March 19, 2024

I, Science

The science magazine of Imperial College

A break-through in understanding Solar panel efficiencies by a PhD student will drive costs down in green energy

Since the second generation of solar panels were designed seven years ago, the energy efficiency has risen from 16.7% to just 22.1%. Further efficiencies have been thwarted by a lack of understanding on why the cadmium and tellurium cells showed improved efficiencies when combined with selenium.

A break-through in understanding these efficiencies was recently made by PhD student Tom Fiducia at Loughborough University. The paper, published in Nature  Energy, will help drive more advances in solar technology and lower costs for green energy.

Fiduccia starts by providing some much-needed history, explaining the successive generations of solar panel prototypes. First on the scene were silicon cells, which have better efficiencies – up to 24.2% – but are expensive to produce as they rely on the time-consuming and tricky formation of a single sheet of silicon crystals. Second generation ‘Cad’ cells, Fiduccia explains, are thin-film technology, and are much quicker and easier to mass produce, keeping costs low. There is also a new kid on the block, third generation perovskites, which have very exciting efficiency potentials but are not on the market yet as researchers are battling with their instability under light.  “Obviously a bit of a problem with solar panels,” he adds. “You’ve got people making their cells and running downstairs to the lab to get them tested before they degrade.”

So Cad cells look like the frontrunner – but they have some catching up to do in terms of efficiency. In a large part, this is because the fast manufacturing means the thin films are produced with more defects – which that can effectively swallow the energy they generate. Defects are structural problems at the chemical level; a hole that traps electrons excited by the sun’s energy. “Think of these holes like bubbles in water. You never have a perfect crystal, so there can be extra or missing atoms in the lattice work. This means that electrons can be lost as they move through them.” The aim of second gen solar panel research is to minimise these defects. Adding selenium to the cadmium and tellurium panels has increased the efficiency, but no one has looked at why.

And that’s where Fiduccia comes in. As the focus of his PhD project, he went into it drawn by the variety of physics involved. “It starts from the sun, it’s got a lots of electrophysiological mathematics going through the atmosphere, […] the optics to actually get there, and then you’ve got your sold-state physics at the cell level.” He describes himself as very lucky; the project had strong connections with solar panel manufacturer company First Solar, and Colorado State University, who both lead the field on Cad cell research, and he held a good level of autonomy over his work. It was from direct consequence of bringing his own ideas to the table that he had his break-through. “I was doing literature reading, and some guys in the US at the NREL, the National Renewable Energy Laboratory, had […] done some great work with this technique, cathodoluminescence. But they hadn’t related it back, hadn’t done any compositional mapping, and they only looked at Cad cells without the selenium. So I saw an opportunity there.”

Cathodoluminescence fires a beam of electrons at the cells, exciting the cell’s electrons and making them fluoresce. Areas of the cell with defects instead absorb the electrons, and don’t fluoresce – making it a perfect way to measure the efficiency of a solar panel. By aligning the fluorescence pattern against the layout of selenium in the panels, the mysterious link between selenium and efficiency began to come clear.

It didn’t disappoint. When Fiduccia saw the results, he had the first inkling he was onto something. “The selenium layer just lit up. I knew then. My heart started racing, I thought, okay, there may be something in this.” Still, it was whirlwind of several ups and downs before he knew for certain. “There was about five or six moments of ‘oh, I’m onto something’, then, ‘no, it’s not a thing’.”

He reached out to experts at Durham, Warwick, and Oxford University to help corroborate the results. This took the data from one measurement on one cell, to more measurements on different machines.

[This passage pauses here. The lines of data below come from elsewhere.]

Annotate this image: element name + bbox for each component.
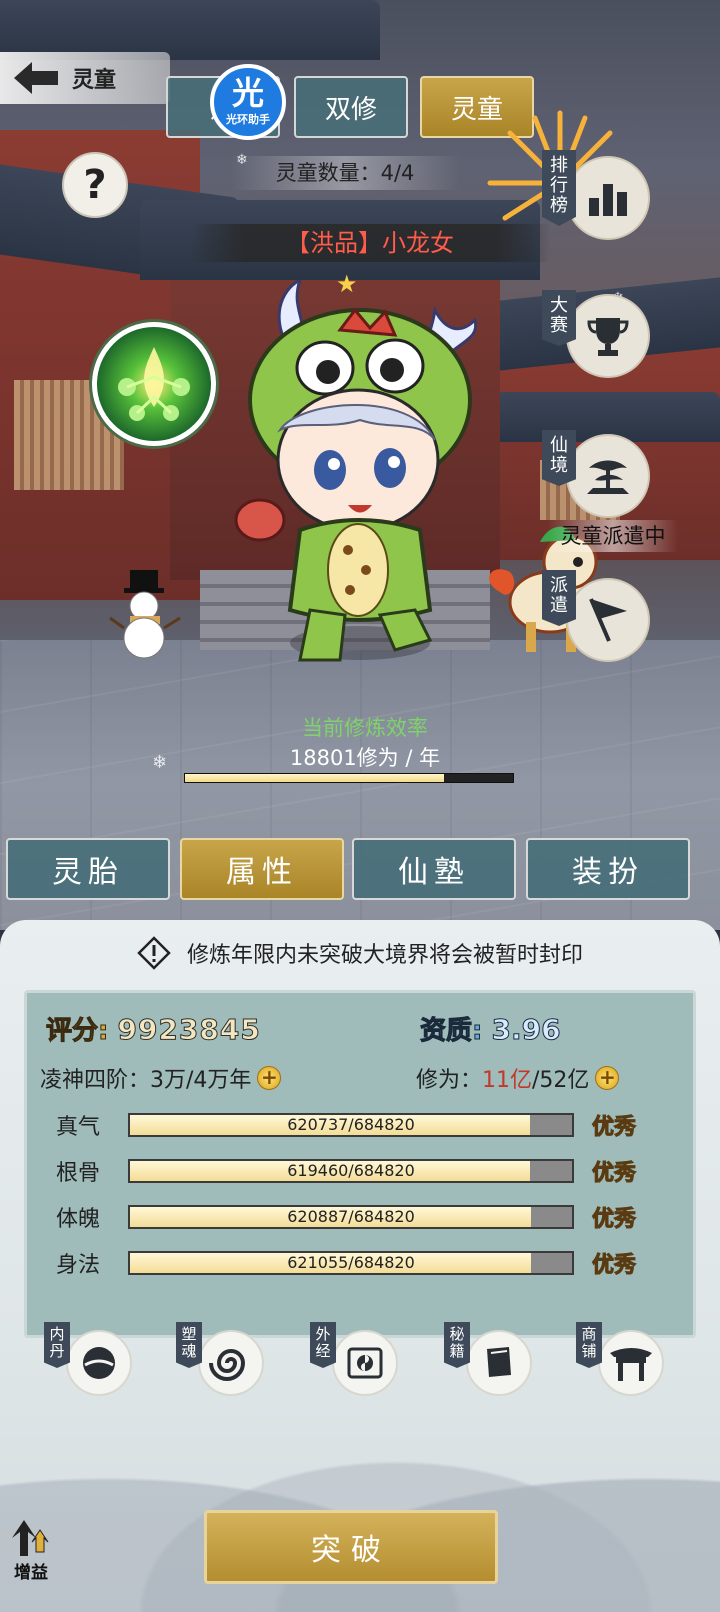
function-label: 塑魂: [176, 1322, 202, 1368]
tab-label: 双修: [324, 94, 377, 125]
aptitude: 资质: 3.96: [419, 1010, 561, 1050]
seal-warning: 修炼年限内未突破大境界将会被暂时封印: [0, 928, 720, 978]
help-button[interactable]: ?: [62, 152, 128, 218]
realm-label: 凌神四阶：: [40, 1068, 151, 1093]
efficiency-progress-fill: [185, 774, 445, 782]
cultivation-label: 修为：: [416, 1068, 483, 1093]
realm-value: 3万/4万年: [150, 1068, 252, 1093]
spirit-child-count: 灵童数量：4/4: [230, 156, 460, 190]
dragon-costume-character[interactable]: [230, 280, 480, 670]
function-label: 外经: [310, 1322, 336, 1368]
attribute-value: 619460/684820: [287, 1161, 415, 1180]
side-label-fairyland: 仙境: [542, 430, 576, 486]
side-label-contest: 大赛: [542, 290, 576, 346]
boost-label: 增益: [14, 1563, 48, 1583]
attribute-grade: 优秀: [591, 1253, 637, 1279]
snowflake: ❄: [152, 752, 168, 773]
attribute-row: 体魄 620887/684820 优秀: [56, 1202, 637, 1233]
warning-icon: [137, 936, 171, 970]
attribute-name: 体魄: [56, 1207, 101, 1232]
breakthrough-label: 突破: [311, 1533, 391, 1568]
cultivation-info: 修为： 11亿 /52亿 +: [416, 1058, 620, 1098]
attribute-value: 620887/684820: [287, 1207, 415, 1226]
function-label: 商铺: [576, 1322, 602, 1368]
tab-label: 仙塾: [398, 855, 470, 890]
helper-badge-glyph: 光: [231, 74, 264, 112]
soul-swirl-icon[interactable]: [198, 1330, 264, 1396]
attribute-name: 身法: [56, 1253, 101, 1278]
attribute-grade: 优秀: [591, 1161, 637, 1187]
attribute-bar: 620737/684820: [128, 1113, 574, 1137]
tab-label: 灵胎: [52, 855, 124, 890]
score-label: 评分:: [45, 1016, 109, 1047]
efficiency-progress-bar: [184, 773, 514, 783]
attribute-name: 真气: [56, 1115, 101, 1140]
side-label-dispatch: 派遣: [542, 570, 576, 626]
trophy-icon[interactable]: [566, 294, 650, 378]
attribute-row: 真气 620737/684820 优秀: [56, 1110, 637, 1141]
tab-label: 装扮: [572, 855, 644, 890]
skill-orb-icon[interactable]: [92, 322, 216, 446]
aptitude-label: 资质:: [419, 1016, 483, 1047]
attribute-bar: 620887/684820: [128, 1205, 574, 1229]
attribute-value: 620737/684820: [287, 1115, 415, 1134]
book-icon[interactable]: [466, 1330, 532, 1396]
outer-scripture-button[interactable]: 外经: [310, 1322, 420, 1402]
shop-button[interactable]: 商铺: [576, 1322, 686, 1402]
help-icon: ?: [83, 162, 107, 208]
back-bar[interactable]: 灵童: [0, 52, 170, 104]
attribute-grade: 优秀: [591, 1207, 637, 1233]
warning-text: 修炼年限内未突破大境界将会被暂时封印: [186, 943, 583, 968]
scroll-icon[interactable]: [332, 1330, 398, 1396]
roof: [0, 0, 380, 60]
add-realm-icon[interactable]: +: [257, 1066, 282, 1090]
tab-dual-cultivation[interactable]: 双修: [294, 76, 408, 138]
attribute-row: 根骨 619460/684820 优秀: [56, 1156, 637, 1187]
tab-label: 属性: [226, 855, 298, 890]
tab-attributes[interactable]: 属性: [180, 838, 344, 900]
realm-info: 凌神四阶： 3万/4万年 +: [40, 1058, 282, 1098]
attribute-bar: 619460/684820: [128, 1159, 574, 1183]
tab-academy[interactable]: 仙塾: [352, 838, 516, 900]
attribute-value: 621055/684820: [287, 1253, 415, 1272]
attribute-row: 身法 621055/684820 优秀: [56, 1248, 637, 1279]
side-label-leaderboard: 排行榜: [542, 150, 576, 226]
efficiency-label: 当前修炼效率: [302, 716, 428, 740]
inner-pill-button[interactable]: 内丹: [44, 1322, 154, 1402]
helper-badge-label: 光环助手: [226, 113, 270, 126]
efficiency-value: 18801修为 / 年: [289, 746, 441, 770]
breakthrough-button[interactable]: 突破: [204, 1510, 498, 1584]
banner-flag-icon[interactable]: [566, 578, 650, 662]
leaderboard-icon[interactable]: [566, 156, 650, 240]
back-arrow-icon[interactable]: [10, 58, 64, 98]
cultivation-current: 11亿: [482, 1068, 533, 1093]
dispatch-status: 灵童派遣中: [548, 520, 678, 552]
attribute-grade: 优秀: [591, 1115, 637, 1141]
tab-spirit-embryo[interactable]: 灵胎: [6, 838, 170, 900]
attribute-bar: 621055/684820: [128, 1251, 574, 1275]
helper-badge[interactable]: 光 光环助手: [210, 64, 286, 140]
function-label: 秘籍: [444, 1322, 470, 1368]
pine-tree-icon[interactable]: [566, 434, 650, 518]
page-title: 灵童: [72, 68, 117, 93]
secret-manual-button[interactable]: 秘籍: [444, 1322, 554, 1402]
attribute-name: 根骨: [56, 1161, 101, 1186]
snowman-decoration: [109, 570, 181, 659]
cultivation-total: /52亿: [532, 1068, 590, 1093]
add-cultivation-icon[interactable]: +: [595, 1066, 620, 1090]
boost-button[interactable]: 增益: [6, 1516, 56, 1583]
tab-dress-up[interactable]: 装扮: [526, 838, 690, 900]
aptitude-value: 3.96: [491, 1013, 561, 1047]
score-value: 9923845: [117, 1013, 261, 1047]
function-label: 内丹: [44, 1322, 70, 1368]
inner-pill-icon[interactable]: [66, 1330, 132, 1396]
shop-gate-icon[interactable]: [598, 1330, 664, 1396]
soul-shaping-button[interactable]: 塑魂: [176, 1322, 286, 1402]
score: 评分: 9923845: [45, 1010, 261, 1050]
boost-arrows-icon: [12, 1520, 49, 1556]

As Tom puts it, it “gave us a bit more ammunition on this hypothesis.”  Their collaborative results found that selenium reduces the defects in Cad cells, accounting for the increased efficiency.

The team hope that this understanding could help push efficiency even higher; perhaps by increasing the amount of selenium in the cells, or by altering the distribution. With the record at 22.1% efficiency, up from 16.7%, these increases in efficiency might sound tiny. To help put this into perspective, Tom explains that a 1% increase in efficiency of the cell in lab testing equates to around a 5% increase in the power output. A 5% power increase means that much less panels needed for the same amount of energy, and so costs can come down. At the end, it really is worth chasing every last percent – or penny – for cleaner energy!

On his experience coming to the end of his PhD, Tom reflects that while he enjoyed the in-depth research opportunity it gave him, he couldn’t have gotten through the ups and downs without that starting interest. “You need an organic interest. You’re only really going to be able to sustain it if you’re actually interested in it.” His advice to future PhD students hinges around building a career on that enjoyment. “If you’re going to do something, it should be useful or it should be fun, or some combination of the two. If it’s not, what’s the point?”

Paper on the issue: https://www.nature.com/articles/s41560-019-0389-

Christine Parry is currently studying for a MSc in Science Communication at Imperial College London.